Spring Lake Park High School in Minnesota has a national reputation for innovation and inclusivity. They are also breaking barriers this spring by becoming one of the first high school bands to tour Cuba. Co-directors Nora Tycast and Brian Lukkasson have been featured on NPR, The Washington Post, and MPR thanks to their unyielding effort to program excellent music written by composers of diverse and underrepresented backgrounds. Their famous Composer Wall now features a talented composer from Leading Tones Music!
Before departing on their international trip, their March 4 concert featured a premiere performance of Sky Macklay’s X+X=?, an alto sax and French horn double concerto for mixed ability levels.
Like all Leading Tones Music composers, Sky Macklay was happy to share some personalized insights about her life, career, and composition strategies with the Spring Lake Park band students (video below). A nationally-celebrated composer of modern music, Macklay said of her concerto, “I really like writing music that uses math or processed-based composition, so I just thought of the simplest mathematical formula I could think of: adding. First, I introduced the themes in both instruments, and then I combined them in different ways: totally on top of each other, with shorter motives from each melody, and adding them together.” How about that for an interdisciplinary approach to music-making! Of the mixed-level music concept, Sky expressed, “I really like writing music that brings people together, so I’m really excited that this piece brings together a more advanced band with perhaps soloists who are more beginners.”

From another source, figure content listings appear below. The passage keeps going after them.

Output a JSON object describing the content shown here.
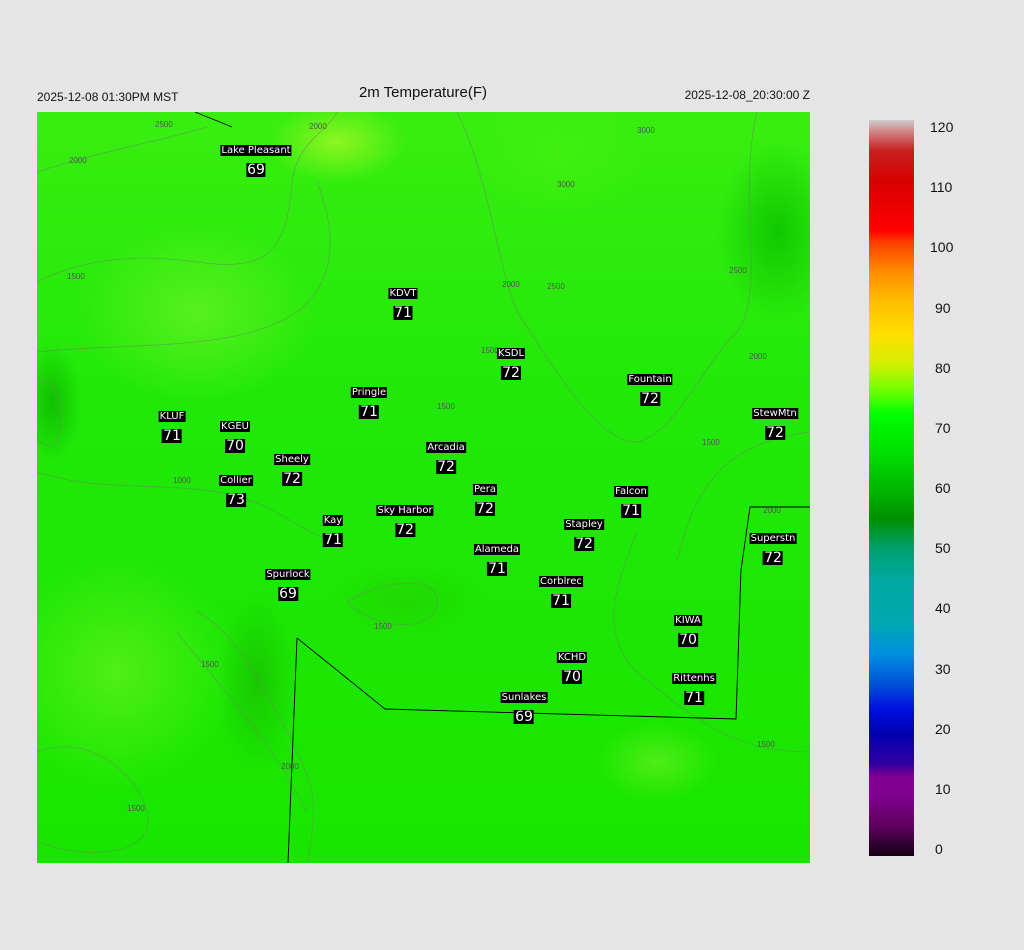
{
  "header": {
    "local_time": "2025-12-08 01:30PM MST",
    "title": "2m Temperature(F)",
    "utc_time": "2025-12-08_20:30:00 Z"
  },
  "stations": [
    {
      "name": "Lake Pleasant",
      "value": "69"
    },
    {
      "name": "KDVT",
      "value": "71"
    },
    {
      "name": "KSDL",
      "value": "72"
    },
    {
      "name": "Fountain",
      "value": "72"
    },
    {
      "name": "Pringle",
      "value": "71"
    },
    {
      "name": "KLUF",
      "value": "71"
    },
    {
      "name": "KGEU",
      "value": "70"
    },
    {
      "name": "StewMtn",
      "value": "72"
    },
    {
      "name": "Arcadia",
      "value": "72"
    },
    {
      "name": "Sheely",
      "value": "72"
    },
    {
      "name": "Collier",
      "value": "73"
    },
    {
      "name": "Pera",
      "value": "72"
    },
    {
      "name": "Falcon",
      "value": "71"
    },
    {
      "name": "Sky Harbor",
      "value": "72"
    },
    {
      "name": "Kay",
      "value": "71"
    },
    {
      "name": "Stapley",
      "value": "72"
    },
    {
      "name": "Superstn",
      "value": "72"
    },
    {
      "name": "Alameda",
      "value": "71"
    },
    {
      "name": "Spurlock",
      "value": "69"
    },
    {
      "name": "Corblrec",
      "value": "71"
    },
    {
      "name": "KIWA",
      "value": "70"
    },
    {
      "name": "KCHD",
      "value": "70"
    },
    {
      "name": "Rittenhs",
      "value": "71"
    },
    {
      "name": "Sunlakes",
      "value": "69"
    }
  ],
  "contour_labels": [
    "2500",
    "2000",
    "2000",
    "3000",
    "3000",
    "1500",
    "2000",
    "2500",
    "1500",
    "1500",
    "2500",
    "2000",
    "1500",
    "1000",
    "2000",
    "1500",
    "1500",
    "2000",
    "1500",
    "1500"
  ],
  "colorbar": {
    "ticks": [
      "120",
      "110",
      "100",
      "90",
      "80",
      "70",
      "60",
      "50",
      "40",
      "30",
      "20",
      "10",
      "0"
    ],
    "colors": [
      {
        "v": 0,
        "c": "#140014"
      },
      {
        "v": 5,
        "c": "#600060"
      },
      {
        "v": 10,
        "c": "#800090"
      },
      {
        "v": 13,
        "c": "#800090"
      },
      {
        "v": 15,
        "c": "#3000a0"
      },
      {
        "v": 20,
        "c": "#0000b0"
      },
      {
        "v": 24,
        "c": "#0010e0"
      },
      {
        "v": 28,
        "c": "#0050d8"
      },
      {
        "v": 33,
        "c": "#0090e0"
      },
      {
        "v": 38,
        "c": "#00a8b0"
      },
      {
        "v": 45,
        "c": "#00a8a0"
      },
      {
        "v": 50,
        "c": "#00a070"
      },
      {
        "v": 55,
        "c": "#009000"
      },
      {
        "v": 60,
        "c": "#00b800"
      },
      {
        "v": 66,
        "c": "#00e000"
      },
      {
        "v": 72,
        "c": "#00ff00"
      },
      {
        "v": 76,
        "c": "#70ff00"
      },
      {
        "v": 80,
        "c": "#d0f000"
      },
      {
        "v": 85,
        "c": "#ffe000"
      },
      {
        "v": 90,
        "c": "#ffc000"
      },
      {
        "v": 95,
        "c": "#ff9000"
      },
      {
        "v": 100,
        "c": "#ff4000"
      },
      {
        "v": 102,
        "c": "#ff0000"
      },
      {
        "v": 110,
        "c": "#d80000"
      },
      {
        "v": 115,
        "c": "#c82020"
      },
      {
        "v": 118,
        "c": "#d08080"
      },
      {
        "v": 120,
        "c": "#cccccc"
      }
    ]
  }
}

Band director Nora Tycast expressed that Sky Macklay’s personalized video clip “completely personalizes the composition for the students and for us [music educators].” Her band director colleague Brian Lukkasson agrees, "It is so important to get composers’ voices and stories in rehearsals and for students ‘meet’ the composers of their music. X+X=? is such a creative and intellectual piece that is also really accessible and enjoyable for students and an audience. That’s a tough balance to strike!"